Des éditions physiques particulièrement précieuses et soignées, cela se voit de temps à autre. C’est relativement rare, mais pas totalement exceptionnel. Ce qui est exceptionnel, par contre, ce sont des éditions de ce type. Our Sounds Is Our Wound est un objet splendide et singulier qu’on ne se lasse pas de parcourir, de toucher et de regarder. Derrière tout le détail porté à ce personnage étrange de chauve-souris ornant la couverture, c’est un livre-accordéon qui se déplie à nouveau en sombres et belles illustrations. Il aurait été bien difficile de confectionner plus bel écrin pour cet album.
Euan McMeeken s’empare du piano et du chant, tandis que Matthew Collings est à la guitare, aux percussions et à l’électronique. A eux deux, ils parviennent à convaincre en alternant les phases d’une pop sombre et sensible avec celles où l’experimental et l’electro-acoustique reprennent pleinement leurs droits.

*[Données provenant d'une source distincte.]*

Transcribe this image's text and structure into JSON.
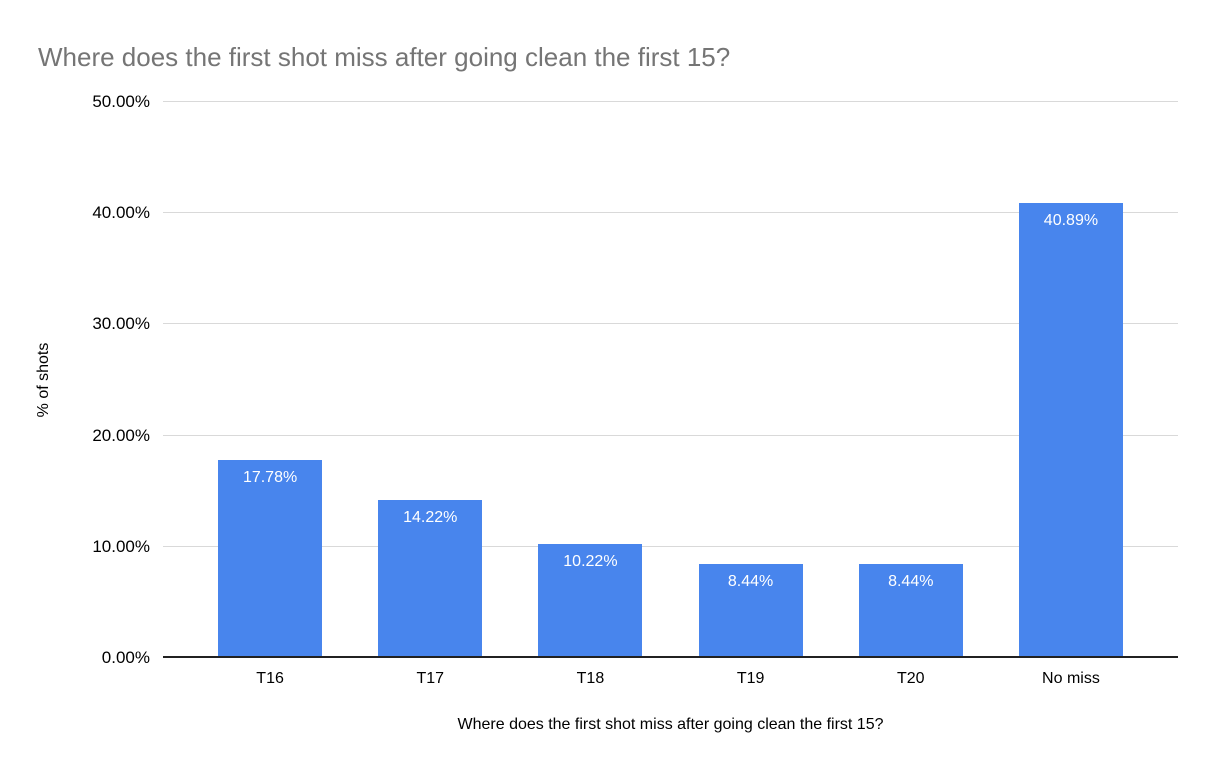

L’album s’ouvre ainsi sur Gravebell, introduction hérissée de légers drones et d’échos de clochettes en pulsation, afin de mieux nous happer avec étonnement dans la voix dépouillée et gracile d’Euan McMeeken (qui ne sera par la suite pas sans rappeler celle d’un certain Thom Yorke par moments). Une voix chantant les fissures de vivre, les vides et les absences, le silence, le pardon.
Mais, entendons-nous bien, la musique de Graveyard Tapes est loin de sombrer dans la plainte poussive ou la ballade larmoyante. Our Sound Is Our Wound est un disque riche, renfermant des morceaux intrigants où une clarinette répond parfois à une parole qui se tord (Gravebat), où les battements de chaque source sonore dialoguent et se chevauchent sous la pression d’un décompte orchestré par le temps (Our Sound Is Our Wound). On y débusque des soupçons de jazz, des crépitements, et aussi du réconfort.
Our Sound Is Our Wound est lui-même un disque-accordéon, déployant et étirant ses blessures, les disséquant, pour ensuite se recroqueviller dans la chaleur vacillante de ce qui cicatrise.